Mach hin, ich muss noch singen!
VNV Nation spielten am 17. September 2011 vor ausverkauftem HsD in Erfurt
17.09.2011 [db] „Gott sei fucking Dank“, waren die ersten Worte von Ronan Harris, als er am Samstagabend die Bühne des HsD betreten und einen Blick ins Publikum geworfen hatte. VNV Nation gaben binnen zwei Jahren das zweite, ausverkaufte Konzert in Erfurt. Fully Automated – so der Titel der Tour. Am Tag vor dem Erfurter Konzert erschien das neue Album „Automatic“ – gerade rechtzeitig für alle Fans, die sich einen Tag später auf den Weg nach Erfurt machten, um die Innenstadt schwarz einzufärben. VNV Nation sind eine Instanz – wenn das irisch/britische Duo zum Tanz lädt, dann folgen ihre Fans in Scharen. Angesichts der Tatsache, dass VNV Nation enormen Zulauf haben, hätte man das Konzert auch in eine größere Venue verlegen können. Die extremst kuschelig, heiße Atmosphäre im überfüllten Gewerkschaftshaus hatte mir schon beim Konzert 2009 nicht sonderlich zugesagt. Der Stadtgarten wäre eine gute Alternative gewesen. Die Fans schien es aber nicht zu stören. Für einen Abend mit VNV Nation nimmt man dann auch die ein oder andere Schweißperle in Kauf.

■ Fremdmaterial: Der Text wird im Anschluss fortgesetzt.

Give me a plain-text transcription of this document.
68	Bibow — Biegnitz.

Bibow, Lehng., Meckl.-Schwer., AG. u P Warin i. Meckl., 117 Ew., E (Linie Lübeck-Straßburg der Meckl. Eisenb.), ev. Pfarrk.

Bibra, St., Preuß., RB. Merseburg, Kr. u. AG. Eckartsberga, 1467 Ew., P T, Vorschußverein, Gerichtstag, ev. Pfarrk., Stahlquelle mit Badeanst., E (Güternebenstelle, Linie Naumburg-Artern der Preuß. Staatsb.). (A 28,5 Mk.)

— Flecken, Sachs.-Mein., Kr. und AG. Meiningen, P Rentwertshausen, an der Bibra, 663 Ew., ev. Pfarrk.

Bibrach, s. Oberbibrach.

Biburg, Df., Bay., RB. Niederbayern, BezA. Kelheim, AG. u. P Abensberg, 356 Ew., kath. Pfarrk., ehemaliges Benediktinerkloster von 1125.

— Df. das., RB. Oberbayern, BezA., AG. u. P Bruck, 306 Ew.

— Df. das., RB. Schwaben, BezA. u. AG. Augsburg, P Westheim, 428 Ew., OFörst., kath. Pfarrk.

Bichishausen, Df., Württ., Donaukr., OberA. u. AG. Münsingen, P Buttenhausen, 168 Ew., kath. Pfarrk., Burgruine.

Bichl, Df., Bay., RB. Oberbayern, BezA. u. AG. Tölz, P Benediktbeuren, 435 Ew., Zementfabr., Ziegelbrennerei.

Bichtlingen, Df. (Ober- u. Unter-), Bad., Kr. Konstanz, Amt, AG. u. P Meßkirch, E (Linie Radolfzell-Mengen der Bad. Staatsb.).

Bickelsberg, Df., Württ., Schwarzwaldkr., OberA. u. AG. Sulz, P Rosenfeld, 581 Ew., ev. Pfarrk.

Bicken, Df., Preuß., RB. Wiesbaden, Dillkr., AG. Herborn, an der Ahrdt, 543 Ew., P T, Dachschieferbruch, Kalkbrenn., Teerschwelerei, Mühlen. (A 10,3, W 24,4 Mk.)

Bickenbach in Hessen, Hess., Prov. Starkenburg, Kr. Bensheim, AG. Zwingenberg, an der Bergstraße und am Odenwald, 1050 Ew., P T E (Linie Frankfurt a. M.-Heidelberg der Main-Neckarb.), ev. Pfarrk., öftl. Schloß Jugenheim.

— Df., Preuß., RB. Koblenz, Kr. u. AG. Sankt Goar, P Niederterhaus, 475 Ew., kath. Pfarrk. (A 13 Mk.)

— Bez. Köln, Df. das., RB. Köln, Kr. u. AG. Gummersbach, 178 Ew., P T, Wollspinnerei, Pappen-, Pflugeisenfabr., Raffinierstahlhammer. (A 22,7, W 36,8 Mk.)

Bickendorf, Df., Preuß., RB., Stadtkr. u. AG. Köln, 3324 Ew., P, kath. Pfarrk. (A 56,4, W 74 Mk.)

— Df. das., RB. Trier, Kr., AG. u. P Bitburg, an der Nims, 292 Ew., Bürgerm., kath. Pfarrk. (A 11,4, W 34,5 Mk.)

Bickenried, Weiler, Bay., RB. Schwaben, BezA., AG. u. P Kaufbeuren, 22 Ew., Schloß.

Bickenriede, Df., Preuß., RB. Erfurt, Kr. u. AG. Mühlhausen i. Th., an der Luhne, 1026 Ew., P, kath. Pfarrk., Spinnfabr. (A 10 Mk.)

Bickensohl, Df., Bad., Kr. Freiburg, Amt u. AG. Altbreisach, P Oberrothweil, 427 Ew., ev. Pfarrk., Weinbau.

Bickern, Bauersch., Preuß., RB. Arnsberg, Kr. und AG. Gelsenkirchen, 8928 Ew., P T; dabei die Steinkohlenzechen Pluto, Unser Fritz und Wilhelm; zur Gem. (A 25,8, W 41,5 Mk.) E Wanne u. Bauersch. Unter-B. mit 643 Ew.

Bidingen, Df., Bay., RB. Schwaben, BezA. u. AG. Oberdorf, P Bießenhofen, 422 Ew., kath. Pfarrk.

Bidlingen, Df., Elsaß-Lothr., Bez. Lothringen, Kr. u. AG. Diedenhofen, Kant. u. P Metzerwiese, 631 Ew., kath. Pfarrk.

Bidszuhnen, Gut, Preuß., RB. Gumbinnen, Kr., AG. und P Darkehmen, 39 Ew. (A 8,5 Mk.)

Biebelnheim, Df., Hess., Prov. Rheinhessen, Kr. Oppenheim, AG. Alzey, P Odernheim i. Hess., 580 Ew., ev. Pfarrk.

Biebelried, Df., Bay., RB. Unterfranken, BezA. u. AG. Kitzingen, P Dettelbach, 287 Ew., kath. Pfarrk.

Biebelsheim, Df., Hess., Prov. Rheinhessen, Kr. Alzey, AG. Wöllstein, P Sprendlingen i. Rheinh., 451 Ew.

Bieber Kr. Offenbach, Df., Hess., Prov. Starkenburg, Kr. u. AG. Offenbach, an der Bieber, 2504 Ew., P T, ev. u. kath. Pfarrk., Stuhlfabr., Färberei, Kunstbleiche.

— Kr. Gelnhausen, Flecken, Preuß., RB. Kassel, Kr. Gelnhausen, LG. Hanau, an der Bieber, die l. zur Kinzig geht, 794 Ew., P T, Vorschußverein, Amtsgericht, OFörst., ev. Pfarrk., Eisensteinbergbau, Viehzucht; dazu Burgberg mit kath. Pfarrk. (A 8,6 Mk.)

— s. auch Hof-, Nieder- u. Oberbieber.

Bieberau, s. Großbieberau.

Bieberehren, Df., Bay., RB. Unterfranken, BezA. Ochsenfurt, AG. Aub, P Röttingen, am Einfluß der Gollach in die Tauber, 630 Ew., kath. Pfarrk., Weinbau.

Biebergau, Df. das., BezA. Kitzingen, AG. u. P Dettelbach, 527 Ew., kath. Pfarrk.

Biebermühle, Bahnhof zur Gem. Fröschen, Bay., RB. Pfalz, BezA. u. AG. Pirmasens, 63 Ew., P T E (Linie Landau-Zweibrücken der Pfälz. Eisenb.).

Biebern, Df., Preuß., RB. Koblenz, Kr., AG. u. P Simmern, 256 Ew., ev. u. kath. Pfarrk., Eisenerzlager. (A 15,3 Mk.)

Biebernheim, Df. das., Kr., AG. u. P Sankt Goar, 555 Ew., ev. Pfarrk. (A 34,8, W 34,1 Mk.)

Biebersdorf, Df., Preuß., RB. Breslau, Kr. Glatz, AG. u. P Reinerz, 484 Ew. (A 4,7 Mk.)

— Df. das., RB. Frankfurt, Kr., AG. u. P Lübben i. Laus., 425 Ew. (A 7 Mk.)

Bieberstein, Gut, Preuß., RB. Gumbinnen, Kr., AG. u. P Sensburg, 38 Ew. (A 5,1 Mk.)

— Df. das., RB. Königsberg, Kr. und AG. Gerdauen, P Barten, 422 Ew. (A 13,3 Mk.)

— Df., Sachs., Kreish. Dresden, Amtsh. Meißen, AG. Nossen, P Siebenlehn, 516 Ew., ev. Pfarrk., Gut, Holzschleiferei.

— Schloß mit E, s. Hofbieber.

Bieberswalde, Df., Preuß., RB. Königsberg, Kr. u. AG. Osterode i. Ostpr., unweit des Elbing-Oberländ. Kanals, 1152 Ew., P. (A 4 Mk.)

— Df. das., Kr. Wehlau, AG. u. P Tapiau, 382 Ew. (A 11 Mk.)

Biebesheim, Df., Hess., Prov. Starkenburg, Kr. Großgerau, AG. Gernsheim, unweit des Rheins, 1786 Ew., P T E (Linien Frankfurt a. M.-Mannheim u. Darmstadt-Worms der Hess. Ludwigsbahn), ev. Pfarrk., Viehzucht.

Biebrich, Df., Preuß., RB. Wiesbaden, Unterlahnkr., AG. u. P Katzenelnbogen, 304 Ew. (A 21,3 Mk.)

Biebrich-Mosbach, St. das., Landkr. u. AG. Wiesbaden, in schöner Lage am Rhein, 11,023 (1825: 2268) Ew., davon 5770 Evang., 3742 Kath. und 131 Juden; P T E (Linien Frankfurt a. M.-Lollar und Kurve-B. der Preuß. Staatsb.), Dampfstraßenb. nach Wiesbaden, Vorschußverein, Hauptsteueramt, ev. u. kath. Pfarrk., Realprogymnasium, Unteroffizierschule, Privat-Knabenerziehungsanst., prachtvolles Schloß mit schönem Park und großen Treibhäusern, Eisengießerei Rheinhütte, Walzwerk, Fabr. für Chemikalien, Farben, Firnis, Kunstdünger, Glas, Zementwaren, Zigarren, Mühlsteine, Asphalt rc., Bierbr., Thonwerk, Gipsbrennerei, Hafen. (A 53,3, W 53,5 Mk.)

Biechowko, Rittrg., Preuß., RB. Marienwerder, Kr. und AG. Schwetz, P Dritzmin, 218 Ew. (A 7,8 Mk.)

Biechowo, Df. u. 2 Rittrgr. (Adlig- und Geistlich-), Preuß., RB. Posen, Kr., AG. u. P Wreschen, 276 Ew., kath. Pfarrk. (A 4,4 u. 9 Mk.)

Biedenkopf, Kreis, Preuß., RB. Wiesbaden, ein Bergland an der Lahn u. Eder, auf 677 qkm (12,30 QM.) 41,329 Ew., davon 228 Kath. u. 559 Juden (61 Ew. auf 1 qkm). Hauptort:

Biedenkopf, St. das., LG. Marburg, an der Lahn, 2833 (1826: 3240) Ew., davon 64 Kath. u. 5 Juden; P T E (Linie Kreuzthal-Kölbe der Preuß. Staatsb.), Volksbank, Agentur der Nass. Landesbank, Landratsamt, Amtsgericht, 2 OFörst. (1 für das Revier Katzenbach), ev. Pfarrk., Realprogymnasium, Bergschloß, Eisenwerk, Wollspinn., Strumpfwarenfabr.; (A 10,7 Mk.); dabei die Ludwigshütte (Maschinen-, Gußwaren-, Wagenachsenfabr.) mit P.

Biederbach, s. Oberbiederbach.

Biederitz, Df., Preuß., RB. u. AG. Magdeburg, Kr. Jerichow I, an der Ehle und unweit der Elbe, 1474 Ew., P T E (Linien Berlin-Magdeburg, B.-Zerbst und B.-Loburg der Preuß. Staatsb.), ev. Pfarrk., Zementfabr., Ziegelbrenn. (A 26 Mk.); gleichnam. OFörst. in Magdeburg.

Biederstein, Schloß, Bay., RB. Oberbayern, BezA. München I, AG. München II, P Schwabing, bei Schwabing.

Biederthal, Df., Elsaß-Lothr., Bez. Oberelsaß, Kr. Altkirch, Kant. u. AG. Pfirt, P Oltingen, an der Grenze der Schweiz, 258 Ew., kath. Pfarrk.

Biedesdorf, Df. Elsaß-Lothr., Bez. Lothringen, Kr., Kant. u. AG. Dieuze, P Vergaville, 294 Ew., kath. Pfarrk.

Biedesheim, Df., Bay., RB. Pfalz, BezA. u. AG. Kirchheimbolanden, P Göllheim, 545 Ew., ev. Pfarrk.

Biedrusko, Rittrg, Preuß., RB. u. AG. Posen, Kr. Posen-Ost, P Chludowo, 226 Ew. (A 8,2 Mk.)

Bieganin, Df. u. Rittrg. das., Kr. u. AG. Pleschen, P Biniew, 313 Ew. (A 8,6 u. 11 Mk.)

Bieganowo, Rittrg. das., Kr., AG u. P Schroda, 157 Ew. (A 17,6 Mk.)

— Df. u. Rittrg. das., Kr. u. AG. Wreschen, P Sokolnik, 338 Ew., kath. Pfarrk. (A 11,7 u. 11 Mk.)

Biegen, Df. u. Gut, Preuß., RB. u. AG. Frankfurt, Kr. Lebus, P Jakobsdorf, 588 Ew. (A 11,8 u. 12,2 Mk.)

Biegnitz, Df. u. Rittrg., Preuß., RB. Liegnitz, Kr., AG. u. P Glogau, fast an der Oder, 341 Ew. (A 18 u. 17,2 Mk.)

Bei der Auswahl des Support Acts hatten VNV Nation beim letzten Mal ein besseres Händchen – damals wurden sie von Rotersand und Frozen Plasma unterstützt. Straftanz, die dieses Mal das Warm Up übernahmen, waren nicht ganz so ideal gewählt. „Tanzt kaputt, was euch kaputt macht“ – nach den ersten drei Songs folgte ich dem Strom der Konzertbesucher nach draußen. Das Danceprojekt aus dem Ruhrpott wird seinem Namen nur bedingt gerecht. Wirklich zum Tanz aufraffen konnte sich gegen 20Uhr noch keiner der Anwesenden. Rauchen schien da viel interessanter. Schlagartig leer wurde es vor dem HsD, als im Inneren der Countdown auf der Bühne begann. Ab den ersten Takten gab es im Publikum kein Halten mehr. Harris freute sich darüber: „Ausverkauft heute! Wie habt ihr das gemacht?“ Ein neues Album hätten sie dabei und viele neue Songs zum tanzen. Vorher musste er aber ein kleines Zwischenspiel mit unserem Fotografen einbauen – an diesem Abend der einzige Pressefotograf vor Ort, wo ich mich dann wieder fragen muss, wie blind die Thüringer Medienlandschaft für die Schwarze Szene ist. „Du willst ein Foto von mir machen?“ – Harris schmeißt sich in Pose: „Mach hin, ich muss gleich singen!“ Danach geht es Schlag auf Schlag mit alten und neuen VNV Nation-Stücken durch die Nacht. VNV Nation liefern einen unnachahmlich fetten und satten Sound, den ihn kein Nachwuchs-Future-Pop-Projekt so einfach nachmachen kann. Die Szene-Veteranen werden da besser, wo der Nachwuchs schwächelt. Der Zuspruch für kleine EBM-Events hält sich in Grenzen, das mag nicht nur am mangelnden Innovationsgeist der Bands liegen. Ihnen fehlt auch das Charisma, die Erfahrung und die Wucht eines Projektes wie eben VNV Nation. Von wegen „automatic“ – mechanisch ist anders. Ronan Harris und Mark Jackson wissen, wie man einen Club in einen bebenden Dancefloor verwandelt. Hut ab.